Over the last few weeks, the news stories in the US have been filled with the civil unrest taking place in the St Louis suburb of Ferguson in Missouri. After the shooting of Michael Brown, the city has spiraled into unrest, with the National Guard being brought in to try and put a lid on things. The whole situation has caused the public to question how the Police force acts, particularly in black communities. To check the pulse on how Law Enforcement is treating people, three teenagers from Georgia have put together a fairly simple smartphone app that will essentially allow members of the public to recount their dealings with local police forces and connect with others.
Caleb Christian and his two sisters, Asha and Ima, whom are 14, 15 and 16, respectively put together the FiveO app after hearing about Ferguson and the Brown shooting. Speaking about how the idea for the app came about Ima says their parents encouraged them; “We’ve been hearing about the negative instances in the news, for instance most recently the Michael Brown case, and we always talk about these issues with our parents. They always try to reinforce that we should focus on solutions. It’s important to talk about the issues, but they try to make us focus on finding solutions. That made us think why don’t we create an app to help us solve this problem.”

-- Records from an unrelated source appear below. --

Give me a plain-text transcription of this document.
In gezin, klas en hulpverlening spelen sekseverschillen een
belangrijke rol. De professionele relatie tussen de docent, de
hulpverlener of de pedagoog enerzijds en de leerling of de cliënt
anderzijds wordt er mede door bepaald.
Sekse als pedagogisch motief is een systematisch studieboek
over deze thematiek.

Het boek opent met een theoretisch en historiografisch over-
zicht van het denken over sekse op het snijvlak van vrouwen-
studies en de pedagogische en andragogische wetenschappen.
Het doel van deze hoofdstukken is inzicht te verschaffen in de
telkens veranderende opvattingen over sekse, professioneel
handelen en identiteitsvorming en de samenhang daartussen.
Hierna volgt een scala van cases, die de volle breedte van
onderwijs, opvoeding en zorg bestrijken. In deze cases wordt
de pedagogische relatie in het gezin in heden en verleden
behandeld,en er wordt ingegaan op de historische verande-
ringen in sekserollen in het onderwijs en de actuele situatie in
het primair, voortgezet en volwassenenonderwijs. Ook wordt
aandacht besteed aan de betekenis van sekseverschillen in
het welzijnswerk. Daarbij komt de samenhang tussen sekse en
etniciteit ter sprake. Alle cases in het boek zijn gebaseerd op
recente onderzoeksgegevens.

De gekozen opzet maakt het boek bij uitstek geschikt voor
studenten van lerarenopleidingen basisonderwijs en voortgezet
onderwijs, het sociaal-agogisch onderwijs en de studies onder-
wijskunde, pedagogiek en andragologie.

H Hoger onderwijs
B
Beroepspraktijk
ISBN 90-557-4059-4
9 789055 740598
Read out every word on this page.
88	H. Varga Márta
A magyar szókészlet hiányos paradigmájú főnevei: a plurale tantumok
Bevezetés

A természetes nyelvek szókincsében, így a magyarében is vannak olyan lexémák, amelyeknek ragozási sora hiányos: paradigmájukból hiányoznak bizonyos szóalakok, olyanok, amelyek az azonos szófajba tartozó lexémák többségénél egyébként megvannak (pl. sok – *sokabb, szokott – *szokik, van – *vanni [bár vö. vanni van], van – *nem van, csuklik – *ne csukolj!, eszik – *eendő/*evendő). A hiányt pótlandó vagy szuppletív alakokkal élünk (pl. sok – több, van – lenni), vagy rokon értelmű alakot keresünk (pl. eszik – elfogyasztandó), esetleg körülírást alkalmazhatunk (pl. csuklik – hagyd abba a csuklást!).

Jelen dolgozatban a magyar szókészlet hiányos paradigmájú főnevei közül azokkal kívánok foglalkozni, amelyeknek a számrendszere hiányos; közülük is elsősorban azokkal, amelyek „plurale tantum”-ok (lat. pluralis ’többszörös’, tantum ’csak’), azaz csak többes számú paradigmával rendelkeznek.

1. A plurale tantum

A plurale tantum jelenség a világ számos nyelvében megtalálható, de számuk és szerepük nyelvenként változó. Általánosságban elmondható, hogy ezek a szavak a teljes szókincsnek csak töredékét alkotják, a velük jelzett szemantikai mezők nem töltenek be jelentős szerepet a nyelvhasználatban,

That’s basically what FiveO is, or rather what FiveO could become. Through the app, members of the public can rate their experiences with certain officers, listing their badge number, their race and more. All of this data is then logged and categorized – by county and such – for others to take a look at, with the aim to present said data to local officials and focus on reaching a solution, rather than causing more problems. It seems to me that FiveO is a step in the right direction, there are clearly problems specific to Ferguson in the Brown case, but overall a lack of communication between Police forces and the communities they are sworn to protect seems to lead to such problems. Without communicating with the community, an element of unknown starts to form and with that comes fear, a big factor at the heart of Ferguson.